Cumming died (in his office) in 1923 and was replaced as "C" by Admiral Hugh 'Quex' Sinclair, who is agreed by historians to have been far less effective as a director. He was not incompetent, but he did not have the advantage of Cummings' force of personality, and was unable to command the respect and obedience of his men as effectively as Cumming had.
Along with the rest of the intelligence community and the wider government, SIS switched focus in the 1930s to Nazi Germany. Again its success was rather modest; although it did acquire several quite reliable sources within the Government and also the German Admiralty, its information was probably less comprehensive than that provided by the rival network of Robert Vansittart[?], the permanent undersecretary at the Foreign Office[?].
'Quex' Sinclair died in 1939 and was replaced as "C" by Lt. Col. Stewart Menzies. Menzies was another run-of-the-mill chief; by common consent, SIS did not have a head of Cummings' calibre until Dick White, in the post-war era.
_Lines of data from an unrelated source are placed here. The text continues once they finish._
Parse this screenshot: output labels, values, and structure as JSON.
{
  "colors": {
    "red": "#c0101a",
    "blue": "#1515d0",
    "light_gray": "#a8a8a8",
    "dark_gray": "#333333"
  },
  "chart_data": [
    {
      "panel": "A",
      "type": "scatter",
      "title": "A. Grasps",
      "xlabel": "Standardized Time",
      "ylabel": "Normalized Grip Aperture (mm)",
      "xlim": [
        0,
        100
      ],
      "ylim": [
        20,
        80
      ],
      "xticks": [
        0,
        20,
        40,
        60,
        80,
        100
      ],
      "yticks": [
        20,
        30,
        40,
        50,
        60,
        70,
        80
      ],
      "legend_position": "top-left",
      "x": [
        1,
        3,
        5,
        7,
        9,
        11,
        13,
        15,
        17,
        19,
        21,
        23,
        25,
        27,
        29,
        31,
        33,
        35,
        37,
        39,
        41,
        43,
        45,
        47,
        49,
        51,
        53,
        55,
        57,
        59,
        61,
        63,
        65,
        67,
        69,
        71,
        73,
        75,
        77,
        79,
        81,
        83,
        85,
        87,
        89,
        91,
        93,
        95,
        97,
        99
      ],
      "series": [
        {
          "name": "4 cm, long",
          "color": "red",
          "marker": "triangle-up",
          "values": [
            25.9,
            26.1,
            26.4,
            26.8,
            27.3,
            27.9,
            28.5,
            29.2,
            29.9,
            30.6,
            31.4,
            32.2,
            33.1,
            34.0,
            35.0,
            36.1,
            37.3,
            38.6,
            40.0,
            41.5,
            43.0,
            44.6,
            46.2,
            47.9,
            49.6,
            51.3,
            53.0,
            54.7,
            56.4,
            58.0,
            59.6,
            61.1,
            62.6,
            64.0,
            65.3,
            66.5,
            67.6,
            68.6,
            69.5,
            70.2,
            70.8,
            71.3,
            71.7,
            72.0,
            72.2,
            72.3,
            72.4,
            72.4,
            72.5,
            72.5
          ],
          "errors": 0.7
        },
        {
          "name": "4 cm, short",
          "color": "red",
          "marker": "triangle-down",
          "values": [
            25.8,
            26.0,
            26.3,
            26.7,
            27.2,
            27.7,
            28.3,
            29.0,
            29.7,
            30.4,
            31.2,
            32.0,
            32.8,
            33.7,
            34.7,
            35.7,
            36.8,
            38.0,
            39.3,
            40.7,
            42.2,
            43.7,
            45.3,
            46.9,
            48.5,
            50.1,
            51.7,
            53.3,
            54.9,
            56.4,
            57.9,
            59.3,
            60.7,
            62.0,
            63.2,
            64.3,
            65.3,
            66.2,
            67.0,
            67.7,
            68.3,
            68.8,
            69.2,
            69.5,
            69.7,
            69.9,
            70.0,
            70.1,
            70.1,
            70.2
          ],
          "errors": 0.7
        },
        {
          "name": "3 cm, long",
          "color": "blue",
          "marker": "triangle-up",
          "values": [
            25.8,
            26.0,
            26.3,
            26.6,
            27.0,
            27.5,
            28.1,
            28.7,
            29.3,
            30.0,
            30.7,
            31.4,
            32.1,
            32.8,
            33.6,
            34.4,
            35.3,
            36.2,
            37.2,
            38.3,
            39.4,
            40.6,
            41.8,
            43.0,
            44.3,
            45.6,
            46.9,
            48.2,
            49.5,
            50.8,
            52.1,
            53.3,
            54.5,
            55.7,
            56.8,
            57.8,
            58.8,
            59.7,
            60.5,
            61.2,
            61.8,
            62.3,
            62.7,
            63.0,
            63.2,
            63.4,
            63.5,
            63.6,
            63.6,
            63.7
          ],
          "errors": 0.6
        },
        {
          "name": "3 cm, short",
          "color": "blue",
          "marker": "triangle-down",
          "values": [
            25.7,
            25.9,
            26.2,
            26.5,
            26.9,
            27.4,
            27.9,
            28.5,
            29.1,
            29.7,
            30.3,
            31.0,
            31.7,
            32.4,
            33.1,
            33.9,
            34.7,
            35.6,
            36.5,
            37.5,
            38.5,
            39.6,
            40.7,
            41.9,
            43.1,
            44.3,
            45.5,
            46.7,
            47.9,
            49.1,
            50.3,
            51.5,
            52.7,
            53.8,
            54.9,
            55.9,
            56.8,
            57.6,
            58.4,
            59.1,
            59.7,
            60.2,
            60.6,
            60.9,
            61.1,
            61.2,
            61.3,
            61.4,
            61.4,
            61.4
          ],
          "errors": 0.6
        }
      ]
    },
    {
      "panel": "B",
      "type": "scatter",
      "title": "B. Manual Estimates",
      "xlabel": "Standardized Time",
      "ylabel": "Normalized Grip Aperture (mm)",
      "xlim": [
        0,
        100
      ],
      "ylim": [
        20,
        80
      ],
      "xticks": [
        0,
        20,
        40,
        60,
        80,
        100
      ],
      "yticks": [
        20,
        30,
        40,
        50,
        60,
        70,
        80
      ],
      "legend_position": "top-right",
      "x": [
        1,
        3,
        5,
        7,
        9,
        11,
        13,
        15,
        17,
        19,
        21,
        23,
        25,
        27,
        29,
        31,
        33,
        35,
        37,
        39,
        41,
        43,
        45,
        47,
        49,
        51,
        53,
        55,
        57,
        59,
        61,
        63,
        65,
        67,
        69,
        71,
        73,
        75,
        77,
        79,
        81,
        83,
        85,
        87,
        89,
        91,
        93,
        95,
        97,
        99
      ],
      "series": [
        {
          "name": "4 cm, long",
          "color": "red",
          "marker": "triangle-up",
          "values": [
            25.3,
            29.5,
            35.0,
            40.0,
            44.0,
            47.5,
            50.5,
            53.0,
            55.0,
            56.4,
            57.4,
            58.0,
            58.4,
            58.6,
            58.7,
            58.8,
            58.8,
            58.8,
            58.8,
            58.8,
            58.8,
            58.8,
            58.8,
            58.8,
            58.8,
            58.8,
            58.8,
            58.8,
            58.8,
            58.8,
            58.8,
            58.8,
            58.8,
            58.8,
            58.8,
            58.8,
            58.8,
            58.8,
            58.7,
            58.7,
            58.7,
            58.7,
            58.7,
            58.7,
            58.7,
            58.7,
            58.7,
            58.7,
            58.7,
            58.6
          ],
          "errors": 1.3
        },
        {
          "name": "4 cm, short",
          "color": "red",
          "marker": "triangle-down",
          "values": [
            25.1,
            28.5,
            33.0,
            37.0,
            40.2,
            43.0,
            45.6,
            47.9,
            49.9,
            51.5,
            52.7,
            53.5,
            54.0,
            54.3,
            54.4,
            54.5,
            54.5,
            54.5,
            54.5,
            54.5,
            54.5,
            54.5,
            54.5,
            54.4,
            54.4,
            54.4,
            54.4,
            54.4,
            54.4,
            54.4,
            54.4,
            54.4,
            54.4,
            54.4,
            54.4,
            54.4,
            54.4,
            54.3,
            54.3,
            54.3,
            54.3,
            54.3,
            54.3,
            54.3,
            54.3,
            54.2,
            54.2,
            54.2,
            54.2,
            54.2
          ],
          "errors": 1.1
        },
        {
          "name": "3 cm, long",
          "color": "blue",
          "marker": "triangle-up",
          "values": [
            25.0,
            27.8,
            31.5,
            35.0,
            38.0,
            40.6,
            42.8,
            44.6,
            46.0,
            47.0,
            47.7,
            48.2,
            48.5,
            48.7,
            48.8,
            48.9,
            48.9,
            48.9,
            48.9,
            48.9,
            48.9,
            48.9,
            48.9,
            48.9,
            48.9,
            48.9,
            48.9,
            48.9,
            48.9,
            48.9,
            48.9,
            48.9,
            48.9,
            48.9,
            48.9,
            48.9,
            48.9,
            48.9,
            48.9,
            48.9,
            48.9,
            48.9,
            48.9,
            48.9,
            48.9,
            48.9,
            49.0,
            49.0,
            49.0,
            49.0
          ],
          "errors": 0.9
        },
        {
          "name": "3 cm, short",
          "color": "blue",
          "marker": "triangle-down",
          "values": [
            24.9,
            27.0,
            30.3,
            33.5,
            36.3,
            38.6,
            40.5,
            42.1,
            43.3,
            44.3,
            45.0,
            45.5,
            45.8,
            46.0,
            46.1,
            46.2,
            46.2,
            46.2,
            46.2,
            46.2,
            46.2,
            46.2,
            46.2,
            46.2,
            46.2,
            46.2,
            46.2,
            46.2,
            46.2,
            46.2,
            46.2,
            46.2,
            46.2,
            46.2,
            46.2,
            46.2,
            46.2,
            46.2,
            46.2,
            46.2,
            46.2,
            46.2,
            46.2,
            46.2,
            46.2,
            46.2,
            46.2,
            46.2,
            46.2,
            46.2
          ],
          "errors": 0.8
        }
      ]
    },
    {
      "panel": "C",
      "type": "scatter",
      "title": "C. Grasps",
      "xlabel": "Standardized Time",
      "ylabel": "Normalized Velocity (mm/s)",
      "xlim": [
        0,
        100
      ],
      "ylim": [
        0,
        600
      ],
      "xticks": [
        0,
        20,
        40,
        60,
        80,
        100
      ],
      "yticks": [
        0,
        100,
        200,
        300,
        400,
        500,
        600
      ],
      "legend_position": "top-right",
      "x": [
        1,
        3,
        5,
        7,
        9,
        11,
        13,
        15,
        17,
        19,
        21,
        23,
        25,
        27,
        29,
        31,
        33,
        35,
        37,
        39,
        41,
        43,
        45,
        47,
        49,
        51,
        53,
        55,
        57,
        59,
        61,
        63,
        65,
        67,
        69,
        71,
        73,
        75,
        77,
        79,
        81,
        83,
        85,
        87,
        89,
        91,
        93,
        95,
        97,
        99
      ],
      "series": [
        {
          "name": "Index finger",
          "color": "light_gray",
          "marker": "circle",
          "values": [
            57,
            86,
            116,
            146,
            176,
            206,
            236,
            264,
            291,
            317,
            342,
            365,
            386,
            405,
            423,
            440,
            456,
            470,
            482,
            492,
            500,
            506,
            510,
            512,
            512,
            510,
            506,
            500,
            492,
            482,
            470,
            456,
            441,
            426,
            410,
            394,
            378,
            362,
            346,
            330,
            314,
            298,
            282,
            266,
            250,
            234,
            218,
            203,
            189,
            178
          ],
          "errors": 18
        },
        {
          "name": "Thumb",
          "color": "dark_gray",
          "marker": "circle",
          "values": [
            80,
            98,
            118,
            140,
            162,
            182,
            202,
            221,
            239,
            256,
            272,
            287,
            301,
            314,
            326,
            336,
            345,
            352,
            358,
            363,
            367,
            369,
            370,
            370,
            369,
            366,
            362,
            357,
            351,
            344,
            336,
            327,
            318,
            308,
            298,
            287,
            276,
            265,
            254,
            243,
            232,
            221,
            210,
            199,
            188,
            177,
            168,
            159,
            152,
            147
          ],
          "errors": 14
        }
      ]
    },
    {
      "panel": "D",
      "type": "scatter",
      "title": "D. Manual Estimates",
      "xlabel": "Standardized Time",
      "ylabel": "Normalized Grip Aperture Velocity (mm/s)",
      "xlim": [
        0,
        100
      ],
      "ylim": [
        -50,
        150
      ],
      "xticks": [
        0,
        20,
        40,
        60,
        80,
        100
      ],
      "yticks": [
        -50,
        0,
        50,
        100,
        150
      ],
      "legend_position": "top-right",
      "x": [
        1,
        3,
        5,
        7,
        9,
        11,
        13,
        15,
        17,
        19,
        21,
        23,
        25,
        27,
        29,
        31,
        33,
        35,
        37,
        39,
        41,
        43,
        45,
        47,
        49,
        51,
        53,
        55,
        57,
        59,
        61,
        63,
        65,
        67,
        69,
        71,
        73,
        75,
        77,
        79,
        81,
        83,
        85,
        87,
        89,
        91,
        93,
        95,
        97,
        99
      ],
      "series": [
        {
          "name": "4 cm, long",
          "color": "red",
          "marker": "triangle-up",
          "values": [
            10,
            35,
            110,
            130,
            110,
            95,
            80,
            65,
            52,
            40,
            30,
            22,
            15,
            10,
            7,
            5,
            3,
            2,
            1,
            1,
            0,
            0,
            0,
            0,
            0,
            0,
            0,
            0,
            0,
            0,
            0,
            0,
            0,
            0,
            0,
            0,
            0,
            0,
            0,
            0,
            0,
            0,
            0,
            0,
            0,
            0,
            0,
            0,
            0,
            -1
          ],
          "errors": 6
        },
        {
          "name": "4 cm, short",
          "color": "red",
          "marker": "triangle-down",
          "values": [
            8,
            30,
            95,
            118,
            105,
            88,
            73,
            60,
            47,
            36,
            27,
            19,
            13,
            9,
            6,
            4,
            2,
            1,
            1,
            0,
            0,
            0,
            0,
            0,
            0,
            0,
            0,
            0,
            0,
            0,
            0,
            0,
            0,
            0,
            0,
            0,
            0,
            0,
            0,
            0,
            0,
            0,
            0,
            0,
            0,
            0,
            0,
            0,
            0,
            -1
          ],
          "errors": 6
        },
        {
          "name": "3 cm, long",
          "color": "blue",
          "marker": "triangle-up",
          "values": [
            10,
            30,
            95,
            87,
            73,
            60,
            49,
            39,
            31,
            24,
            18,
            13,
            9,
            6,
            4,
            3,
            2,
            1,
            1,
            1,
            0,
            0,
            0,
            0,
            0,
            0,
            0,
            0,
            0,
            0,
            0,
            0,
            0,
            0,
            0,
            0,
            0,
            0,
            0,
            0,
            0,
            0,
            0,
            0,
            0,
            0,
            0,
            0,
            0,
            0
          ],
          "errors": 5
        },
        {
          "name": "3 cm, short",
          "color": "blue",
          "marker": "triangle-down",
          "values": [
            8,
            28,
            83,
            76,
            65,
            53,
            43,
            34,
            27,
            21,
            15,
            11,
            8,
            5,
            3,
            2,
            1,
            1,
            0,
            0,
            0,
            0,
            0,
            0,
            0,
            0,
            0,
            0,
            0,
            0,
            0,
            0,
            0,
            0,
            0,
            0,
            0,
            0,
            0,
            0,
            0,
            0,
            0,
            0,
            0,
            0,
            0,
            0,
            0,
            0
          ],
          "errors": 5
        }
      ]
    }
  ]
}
During the Second World War, SIS was overshadowed in intelligence terms by several other initiatives, including the massive cryptanalytic effort undertaken by GC & CS (the bureau responsible for interception and decryption of foreign communications) at Bletchley Park, the extensive "double-cross" system run by MI5 to feed misleading intelligence to the Germans, and the work of the Photographic Reconnaissance Unit. It was also affected by the inflammatory activities of the Special Operations Executive, which tended to increase the danger to its own agents. Its most famous operation of the war was a spectacular failure known as the Venlo incident (after the Dutch town where much of the action took place), in which SIS was thoroughly duped by agents of the German secret service, the Abwehr, posing as high-ranking Army officers involved in a plot to depose Hitler. After a series of meetings between SIS agents and the 'conspirators' at which SS plans to abduct the SIS team were shelved due to the presence of Dutch police, a meeting took place without a police presence, and two SIS agents were duly abducted by the SS. This failure tarnished the service's reputation considerably.
Since 1997? SIS activities have been subject to scrutiny by Parliament's Intelligence and Security Committee.
The SIS headquarters since 1995 is at Vauxhall Cross[?], located in Vauxhall in London, on the bank of the River Thames beside the Vauxhall Bridge[?].
The fictional spy James Bond supposedly worked for SIS (though the books by Ian Fleming should not be taken too seriously), and in fact the SIS building features in some of the Pierce Brosnan films.